Der 18-jährige Baselbieter gehört landesweit zu den besten Pistolenschützen seiner Alterskategorie. An den Junioren-Europameisterschaften konnte er dieses Jahr mit dem Team die Goldmedaille feiern, zahlreiche Podestplätze an internationalen Wettkämpfen ergänzen sein Palmarès. Die Erfolge Schaubs bleiben dabei nicht unbelohnt. Anfang Dezember erhält der angehende Strassenbauer den Sportförderpreis des Kantons Baselland. Bereits vor wenigen Wochen wurde ihm der Panathlon-Preis übergeben.

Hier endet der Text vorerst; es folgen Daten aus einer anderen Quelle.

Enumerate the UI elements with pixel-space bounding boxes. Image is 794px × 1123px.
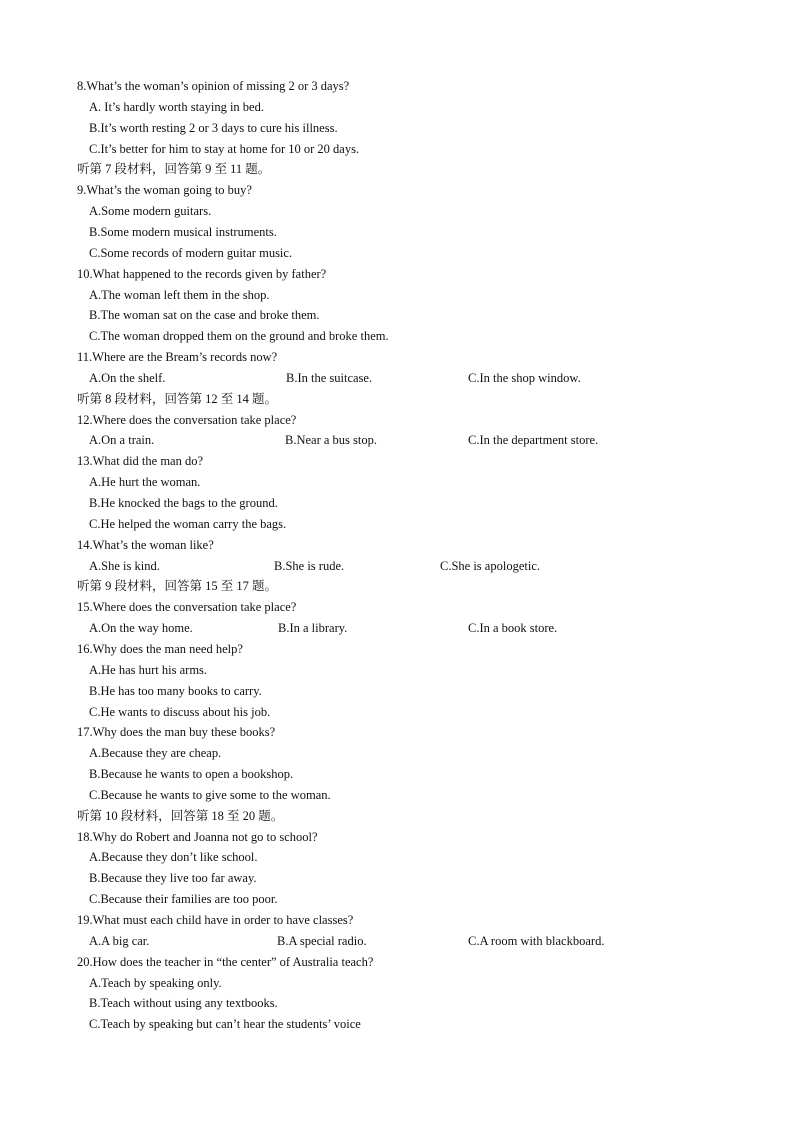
question-text: 19.What must each child have in order to have classes?: [77, 913, 354, 927]
option-text: C.The woman dropped them on the ground and broke them.: [89, 329, 389, 344]
question-text: 11.Where are the Bream’s records now?: [77, 350, 278, 365]
option-b: B.In a library.: [278, 621, 348, 636]
question-text: 16.Why does the man need help?: [77, 641, 243, 656]
option-text: C.Some records of modern guitar music.: [89, 245, 293, 260]
option-c: C.In the shop window.: [468, 370, 581, 385]
option-b: B.She is rude.: [274, 558, 345, 573]
option-c: C.In the department store.: [468, 433, 599, 448]
section-instruction: 听第 10 段材料，回答第 18 至 20 题。: [77, 808, 284, 823]
option-row: [0, 430, 794, 451]
option-text: C.Because he wants to give some to the woman.: [89, 787, 331, 802]
question-text: 18.Why do Robert and Joanna not go to school?: [77, 829, 318, 844]
option-row: [0, 556, 794, 577]
option-text: A.He hurt the woman.: [89, 475, 201, 490]
question-text: 8.What’s the woman’s opinion of missing 2 or 3 days?: [77, 79, 350, 93]
option-text: B.Some modern musical instruments.: [89, 224, 277, 239]
question-text: 13.What did the man do?: [77, 454, 204, 469]
option-a: A.On the way home.: [89, 621, 193, 636]
option-text: A.He has hurt his arms.: [89, 662, 208, 677]
option-text: A.The woman left them in the shop.: [89, 287, 270, 302]
option-text: B.Teach without using any textbooks.: [89, 996, 278, 1011]
option-c: C.In a book store.: [468, 621, 558, 636]
section-instruction: 听第 7 段材料，回答第 9 至 11 题。: [77, 162, 271, 177]
option-row: [0, 931, 794, 952]
option-text: A.Teach by speaking only.: [89, 975, 222, 990]
option-text: C.He helped the woman carry the bags.: [89, 516, 287, 531]
section-instruction: 听第 9 段材料，回答第 15 至 17 题。: [77, 579, 278, 594]
option-a: A.On the shelf.: [89, 370, 166, 385]
option-text: A.Some modern guitars.: [89, 204, 212, 219]
option-row: [0, 368, 794, 389]
question-text: 15.Where does the conversation take place?: [77, 600, 297, 615]
option-a: A.On a train.: [89, 433, 155, 448]
question-text: 12.Where does the conversation take place?: [77, 412, 297, 427]
question-text: 10.What happened to the records given by father?: [77, 266, 327, 281]
option-text: C.Because their families are too poor.: [89, 892, 278, 907]
option-text: A.Because they are cheap.: [89, 746, 222, 761]
option-text: B.It’s worth resting 2 or 3 days to cure his illness.: [89, 120, 338, 135]
option-text: C.It’s better for him to stay at home for 10 or 20 days.: [89, 141, 360, 156]
option-text: C.Teach by speaking but can’t hear the students’ voice: [89, 1017, 361, 1032]
section-instruction: 听第 8 段材料，回答第 12 至 14 题。: [77, 391, 278, 406]
option-c: C.She is apologetic.: [440, 558, 540, 573]
option-text: B.Because they live too far away.: [89, 871, 257, 886]
question-text: 14.What’s the woman like?: [77, 537, 214, 552]
question-text: 20.How does the teacher in “the center” of Australia teach?: [77, 954, 374, 969]
option-text: B.Because he wants to open a bookshop.: [89, 767, 294, 782]
question-text: 9.What’s the woman going to buy?: [77, 183, 252, 198]
option-text: B.The woman sat on the case and broke them.: [89, 308, 320, 323]
option-text: B.He knocked the bags to the ground.: [89, 496, 278, 510]
option-b: B.Near a bus stop.: [285, 433, 377, 448]
option-row: [0, 618, 794, 639]
option-b: B.In the suitcase.: [286, 370, 373, 385]
option-c: C.A room with blackboard.: [468, 933, 605, 948]
option-text: B.He has too many books to carry.: [89, 683, 262, 698]
question-text: 17.Why does the man buy these books?: [77, 725, 276, 740]
option-text: A.Because they don’t like school.: [89, 850, 258, 865]
option-b: B.A special radio.: [277, 933, 367, 948]
option-text: C.He wants to discuss about his job.: [89, 704, 271, 719]
option-a: A.She is kind.: [89, 558, 160, 573]
option-a: A.A big car.: [89, 933, 150, 948]
option-text: A. It’s hardly worth staying in bed.: [89, 99, 264, 114]
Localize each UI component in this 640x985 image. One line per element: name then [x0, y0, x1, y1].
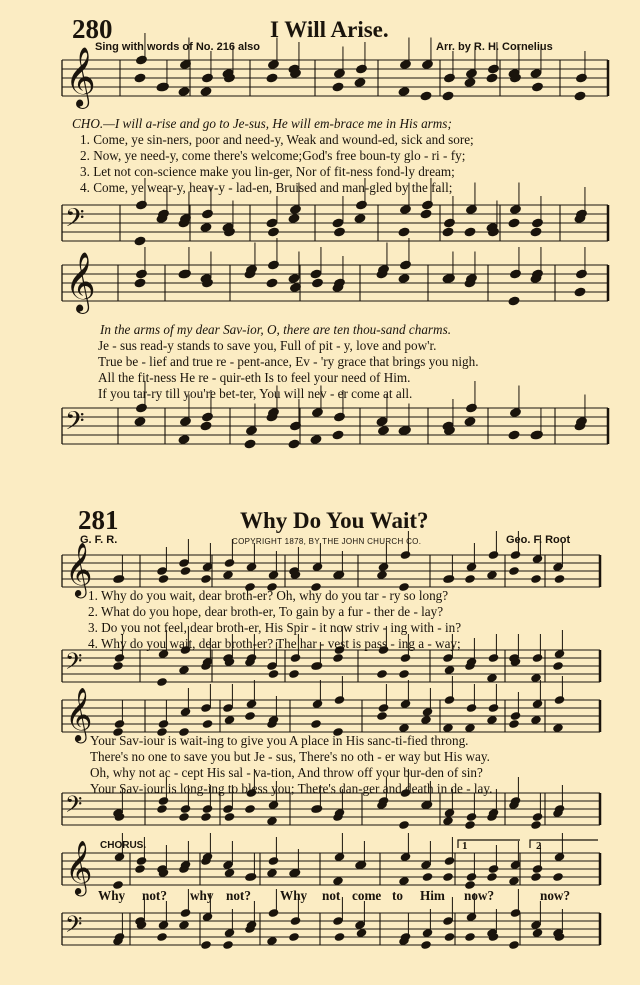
note-head	[134, 864, 146, 874]
note-head	[332, 653, 344, 663]
note-head	[268, 908, 280, 918]
note-head	[158, 574, 170, 584]
note-head	[530, 574, 542, 584]
note-head	[312, 661, 324, 671]
note-head	[488, 550, 500, 560]
note-head	[573, 90, 586, 101]
note-head	[201, 208, 214, 219]
note-head	[420, 940, 432, 950]
bass-clef-icon: 𝄢	[65, 912, 83, 943]
hymn-title: I Will Arise.	[270, 17, 389, 42]
note-head	[554, 574, 566, 584]
note-head	[444, 856, 456, 866]
note-head	[224, 558, 236, 568]
note-head	[378, 703, 390, 713]
chorus-word: not?	[142, 888, 167, 903]
note-head	[114, 719, 126, 729]
note-head	[443, 72, 456, 83]
note-head	[509, 268, 522, 279]
first-ending-number: 1	[462, 840, 468, 852]
chorus-word: why	[190, 888, 214, 903]
treble-clef-icon: 𝄞	[65, 47, 96, 107]
chorus-word: Why	[280, 888, 308, 903]
note-head	[463, 226, 476, 237]
hymn-number: 280	[72, 14, 113, 44]
verse-lyric-line: 3. Let not con-science make you lin-ger, Nor of fit-ness fond-ly dream;	[80, 164, 455, 179]
note-head	[135, 402, 148, 413]
chorus-word: now?	[540, 888, 571, 903]
note-head	[287, 438, 300, 449]
note-head	[180, 804, 192, 814]
note-head	[200, 574, 212, 584]
note-head	[485, 72, 498, 83]
note-head	[464, 932, 476, 942]
note-head	[486, 872, 498, 882]
note-head	[268, 669, 280, 679]
note-head	[179, 268, 192, 279]
note-head	[398, 820, 410, 830]
verse-lyric-line: 2. Now, ye need-y, come there's welcome;God's free boun-ty glo - ri - fy;	[80, 148, 466, 163]
note-head	[333, 411, 346, 422]
note-head	[156, 804, 168, 814]
note-head	[265, 277, 278, 288]
note-head	[529, 226, 542, 237]
verse-lyric-line: Oh, why not ac - cept His sal - va-tion, And throw off your bur-den of sin?	[90, 765, 483, 780]
note-head	[488, 653, 500, 663]
note-head	[376, 669, 388, 679]
note-head	[180, 566, 192, 576]
note-head	[133, 72, 146, 83]
verse-lyric-line: There's no one to save you but Je - sus, There's no oth - er way but His way.	[90, 749, 490, 764]
verse-lyric-line: All the fit-ness He re - quir-eth Is to feel your need of Him.	[98, 370, 411, 385]
verse-lyric-line: 1. Why do you wait, dear broth-er? Oh, why do you tar - ry so long?	[88, 588, 449, 603]
verse-lyric-line: True be - lief and true re - pent-ance, Ev - 'ry grace that brings you nigh.	[98, 354, 479, 369]
note-head	[180, 908, 192, 918]
note-head	[508, 940, 520, 950]
note-head	[246, 872, 258, 882]
note-head	[114, 574, 126, 584]
note-head	[158, 796, 170, 806]
note-head	[444, 695, 456, 705]
note-head	[444, 932, 456, 942]
note-head	[136, 856, 148, 866]
note-head	[311, 277, 324, 288]
hymn-note: Sing with words of No. 216 also	[95, 41, 261, 53]
arranger-credit: Arr. by R. H. Cornelius	[436, 41, 553, 53]
note-head	[443, 217, 456, 228]
note-head	[507, 429, 520, 440]
note-head	[465, 402, 478, 413]
note-head	[133, 235, 146, 246]
treble-clef-icon: 𝄞	[65, 687, 93, 741]
note-head	[488, 703, 500, 713]
note-head	[334, 932, 346, 942]
note-head	[421, 199, 434, 210]
chorus-word: Him	[420, 888, 445, 903]
note-head	[355, 63, 368, 74]
note-head	[575, 268, 588, 279]
note-head	[441, 226, 454, 237]
note-head	[532, 864, 544, 874]
hymn-number: 281	[78, 505, 119, 535]
note-head	[532, 812, 544, 822]
note-head	[331, 81, 344, 92]
bass-clef-icon: 𝄢	[65, 407, 85, 442]
note-head	[135, 199, 148, 210]
chorus-word: come	[352, 888, 382, 903]
note-head	[444, 574, 456, 584]
note-head	[112, 661, 124, 671]
treble-clef-icon: 𝄞	[65, 840, 93, 894]
verse-lyric-line: Je - sus read-y stands to save you, Full of pit - y, love and pow'r.	[98, 338, 437, 353]
note-head	[507, 217, 520, 228]
note-head	[202, 719, 214, 729]
note-head	[573, 286, 586, 297]
note-head	[312, 804, 324, 814]
note-head	[532, 653, 544, 663]
note-head	[244, 804, 256, 814]
note-head	[114, 653, 126, 663]
note-head	[135, 268, 148, 279]
note-head	[466, 703, 478, 713]
note-head	[399, 259, 412, 270]
chorus-word: now?	[464, 888, 495, 903]
note-head	[510, 550, 522, 560]
note-head	[333, 226, 346, 237]
note-head	[290, 916, 302, 926]
treble-clef-icon: 𝄞	[65, 542, 93, 596]
note-head	[158, 719, 170, 729]
copyright-notice: COPYRIGHT 1878, BY THE JOHN CHURCH CO.	[232, 537, 422, 546]
chorus-label: CHORUS.	[100, 840, 147, 851]
note-head	[508, 566, 520, 576]
note-head	[133, 277, 146, 288]
note-head	[507, 295, 520, 306]
note-head	[510, 711, 522, 721]
note-head	[419, 208, 432, 219]
author-credit: G. F. R.	[80, 534, 118, 546]
note-head	[157, 81, 170, 92]
composer-credit: Geo. F. Root	[506, 534, 571, 546]
verse-lyric-line: If you tar-ry till you're bet-ter, You will nev - er come at all.	[98, 386, 413, 401]
bass-clef-icon: 𝄢	[65, 792, 83, 823]
note-head	[288, 932, 300, 942]
note-head	[442, 872, 454, 882]
note-head	[201, 411, 214, 422]
note-head	[355, 199, 368, 210]
note-head	[397, 226, 410, 237]
note-head	[531, 429, 544, 440]
note-head	[178, 812, 190, 822]
note-head	[422, 872, 434, 882]
chorus-word: Why	[98, 888, 126, 903]
note-head	[464, 574, 476, 584]
verse-lyric-line: 4. Why do you wait, dear broth-er? The har - vest is pass - ing a - way;	[88, 636, 461, 651]
note-head	[310, 719, 322, 729]
note-head	[488, 864, 500, 874]
note-head	[376, 711, 388, 721]
note-head	[201, 72, 214, 83]
note-head	[530, 872, 542, 882]
verse-lyric-line: Your Sav-iour is wait-ing to give you A place in His sanc-ti-fied throng.	[90, 733, 469, 748]
note-head	[552, 872, 564, 882]
note-head	[530, 820, 542, 830]
note-head	[575, 72, 588, 83]
chorus-word: not?	[226, 888, 251, 903]
note-head	[135, 54, 148, 65]
second-ending-number: 2	[536, 840, 542, 852]
bass-clef-icon: 𝄢	[65, 649, 83, 680]
note-head	[531, 217, 544, 228]
note-head	[487, 63, 500, 74]
note-head	[268, 856, 280, 866]
note-head	[288, 669, 300, 679]
chorus-lyric-line: In the arms of my dear Sav-ior, O, there are ten thou-sand charms.	[100, 322, 452, 337]
verse-lyric-line: Your Sav-iour is long-ing to bless you; There's dan-ger and death in de - lay.	[90, 781, 493, 796]
note-head	[531, 81, 544, 92]
chorus-lyric-line: CHO.—I will a-rise and go to Je-sus, He will em-brace me in His arms;	[72, 116, 452, 131]
hymn-title: Why Do You Wait?	[240, 508, 429, 533]
verse-lyric-line: 1. Come, ye sin-ners, poor and need-y, Weak and wound-ed, sick and sore;	[80, 132, 474, 147]
note-head	[224, 812, 236, 822]
note-head	[202, 804, 214, 814]
verse-lyric-line: 3. Do you not feel, dear broth-er, His Spir - it now striv - ing with - in?	[88, 620, 462, 635]
note-head	[200, 812, 212, 822]
note-head	[400, 550, 412, 560]
note-head	[419, 90, 432, 101]
note-head	[222, 940, 234, 950]
note-head	[508, 719, 520, 729]
note-head	[244, 711, 256, 721]
note-head	[441, 90, 454, 101]
note-head	[464, 820, 476, 830]
note-head	[199, 420, 212, 431]
note-head	[265, 72, 278, 83]
note-head	[466, 812, 478, 822]
note-head	[552, 661, 564, 671]
note-head	[267, 226, 280, 237]
note-head	[243, 438, 256, 449]
note-head	[156, 677, 168, 687]
verse-lyric-line: 4. Come, ye wear-y, heav-y - lad-en, Bruised and man-gled by the fall;	[80, 180, 453, 195]
note-head	[331, 429, 344, 440]
note-head	[156, 932, 168, 942]
note-head	[200, 940, 212, 950]
treble-clef-icon: 𝄞	[65, 252, 96, 312]
note-head	[267, 259, 280, 270]
verse-lyric-line: 2. What do you hope, dear broth-er, To gain by a fur - ther de - lay?	[88, 604, 444, 619]
note-head	[554, 695, 566, 705]
bass-clef-icon: 𝄢	[65, 204, 85, 239]
note-head	[398, 669, 410, 679]
note-head	[334, 695, 346, 705]
note-head	[466, 872, 478, 882]
note-head	[400, 653, 412, 663]
chorus-word: to	[392, 888, 403, 903]
chorus-word: not	[322, 888, 341, 903]
note-head	[290, 653, 302, 663]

Dass seine Erfolge geehrt werden, freut Schaub. Dies auch, weil seine Sportart in der Öffentlichkeit nicht immer positiv dasteht: «Es gibt Leute, die unseren Sport mit Krieg verbinden, da die Waffe ein Kriegsgerät ist», sagt Schaub. Dieses Vorurteil versucht der Nachwuchsschütze gezielt aus dem Weg zu räumen: «Für mich ist meine Pistole keine Waffe, sondern ein Sportgerät.»

Der 18-Jährige kämpft damit für das Image seines Sports. Eine andere Sportart wäre für ihn nämlich nie infrage gekommen: «Es gibt genügend andere, die Fussball spielen», sagt der Zunzger mit einem Lachen.